寇翊后槽牙咬得咯吱响,赶紧将左手刀鞘移至右手,胳膊上移,揪住裴郁离的后颈就想把他往后拉。
但两人此时的姿势着实尴尬,手刚一动便已经别住,反倒让那病秧子又往里歪了歪,呼出的热气正打在寇翊的耳垂上。
“......”寇翊的心中猛地升上来一阵烦躁。
他右手上的刀和鞘互相碰撞一下,刀尖上沾着的血便落下了几滴。
左手快速下移,搂住裴郁离的腰将他往上一提,直接夹着他往船舱里走去。
于是此时此刻的场面便有些滑稽。
舱内海寇基本全军覆没,只剩几个还在负隅顽抗。
每一个无辜的船客都已经躲在了桌下椅下客房内,全把自己安置得好好的。
戍龙帮的人言而有信,只杀海寇,不伤害旁人。
天鲲帮那几个也不知到哪里去了。
几乎是各有各的立场,各有各的处境。
寇翊掀开帘子,后半夜的海风更猛,直接带着哨音灌了进来。
他才懒得管舱内战况如何,黑着一张脸,夹着人往先前的房间而去,就像夹着片薄薄的纸张一样,毫不费力。
船客们惊恐的劲儿过去,竟得了些余力,眼睛跟着他走了一段,恐怕心里都在想:好凶!怎么还把人家小郎君吓晕了!
客房里的人也不少,瞧见寇翊面色不虞地进门,却都识相得很。
小小的空间里当即鸡飞蛋打,这个绊着那个的脚连连往外退。
“您...您您您好生休息!”
一群人如浪一般退去,只留下弥漫着一股子人味儿的房间。
咔吧一声,门关紧了。
寇翊两条眉毛拧成带着勾的粗线,眼见着脏乱的地板和床——那之前新拿下来的棉被甚至被踩了许多脚印,一半还在床上,另一半凄凄惨惨地坠在地上。
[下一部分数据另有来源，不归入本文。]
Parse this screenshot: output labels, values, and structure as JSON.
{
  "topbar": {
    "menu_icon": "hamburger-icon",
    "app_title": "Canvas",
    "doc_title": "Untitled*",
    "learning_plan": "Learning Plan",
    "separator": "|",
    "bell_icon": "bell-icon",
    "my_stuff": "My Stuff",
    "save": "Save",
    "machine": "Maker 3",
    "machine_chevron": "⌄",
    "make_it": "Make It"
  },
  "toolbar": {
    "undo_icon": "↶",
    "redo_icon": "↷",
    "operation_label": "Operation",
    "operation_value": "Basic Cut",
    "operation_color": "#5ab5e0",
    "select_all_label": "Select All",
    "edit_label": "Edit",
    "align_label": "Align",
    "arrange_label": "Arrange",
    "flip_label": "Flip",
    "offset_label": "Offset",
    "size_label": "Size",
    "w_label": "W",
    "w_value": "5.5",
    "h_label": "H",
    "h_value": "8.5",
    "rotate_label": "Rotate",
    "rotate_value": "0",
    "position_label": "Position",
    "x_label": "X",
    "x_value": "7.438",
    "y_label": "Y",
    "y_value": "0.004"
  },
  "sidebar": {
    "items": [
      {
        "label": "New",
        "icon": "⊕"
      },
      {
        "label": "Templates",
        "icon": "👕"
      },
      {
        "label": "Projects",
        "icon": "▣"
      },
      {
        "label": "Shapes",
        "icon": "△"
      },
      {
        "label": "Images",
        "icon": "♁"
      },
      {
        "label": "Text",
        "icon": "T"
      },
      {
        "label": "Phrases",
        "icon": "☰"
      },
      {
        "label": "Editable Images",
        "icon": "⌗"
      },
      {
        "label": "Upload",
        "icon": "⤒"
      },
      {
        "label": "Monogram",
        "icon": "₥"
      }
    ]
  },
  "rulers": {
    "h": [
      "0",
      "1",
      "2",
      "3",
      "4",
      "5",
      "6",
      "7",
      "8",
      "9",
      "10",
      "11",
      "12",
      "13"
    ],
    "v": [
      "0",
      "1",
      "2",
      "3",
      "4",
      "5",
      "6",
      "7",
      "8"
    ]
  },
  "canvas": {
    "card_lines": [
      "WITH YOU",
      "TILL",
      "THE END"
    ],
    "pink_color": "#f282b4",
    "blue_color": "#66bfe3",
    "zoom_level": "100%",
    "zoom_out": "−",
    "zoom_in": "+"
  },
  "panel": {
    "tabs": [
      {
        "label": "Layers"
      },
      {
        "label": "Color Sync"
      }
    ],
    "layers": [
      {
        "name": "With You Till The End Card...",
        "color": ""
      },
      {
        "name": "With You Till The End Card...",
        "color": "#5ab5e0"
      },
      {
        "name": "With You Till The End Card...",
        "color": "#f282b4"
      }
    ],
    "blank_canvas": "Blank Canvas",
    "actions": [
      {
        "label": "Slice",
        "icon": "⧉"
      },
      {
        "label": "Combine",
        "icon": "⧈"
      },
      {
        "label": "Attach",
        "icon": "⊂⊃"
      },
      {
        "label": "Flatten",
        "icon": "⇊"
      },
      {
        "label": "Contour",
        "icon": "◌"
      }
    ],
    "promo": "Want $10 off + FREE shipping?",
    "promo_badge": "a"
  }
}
他本想将手中半死不活的人直接扔到床上,可又实在忍受不了有人躺在这样的污泞里。
权衡了一下,心道污泥是鞋底粘的,血液好歹是从自己身体里流出来的。
于是抬刀在裴郁离的衣角上抹了抹,将刀尖上的血抹净后直劈而下,生生将那被子从中间砍成两半,坠在地上的一半直接踢开,剩下的一半勉强还算干净。
他忽地吐出一口气,心里舒服了不少。
“唔——”
裴郁离无意识地哼喘了一声,好歹有了点“这人还没死”的信息。
可不知怎的,这一声竟像是唤回了寇翊的怜悯之心,他忽然就觉得自己的动作可能有些粗鲁了。
别人无端呕血,想是受了些不在明处的伤。
他这样搬来扛去,万一真给人弄死了,那未免...未免有些不讲道义。
这人是他亲手从海里捞上来的,轻易就死了,那不是可惜他湿了一身的衣裳,还惹上本不需要惹的麻烦?
寇翊想到此处,终于用手托了一把裴郁离的头,一只膝盖抵住床沿,弯腰缓缓将他平放下去。
这晌两人距离很近,又不似方才那样身体与身体黏在一起,什么都看不见。
寇翊这才注意到,这人垂在身侧的一只手竟全是青紫,像是撞到了什么地方,起了淤血。
海寇登船时场面混乱,磕磕碰碰是难免的,只是这青紫的颜色落到这样雪白的手上,难免让人觉得十分乍眼。
他不想再看,可目光上移时却又瞥见裴郁离后腰处的衣衫竟破烂了一道。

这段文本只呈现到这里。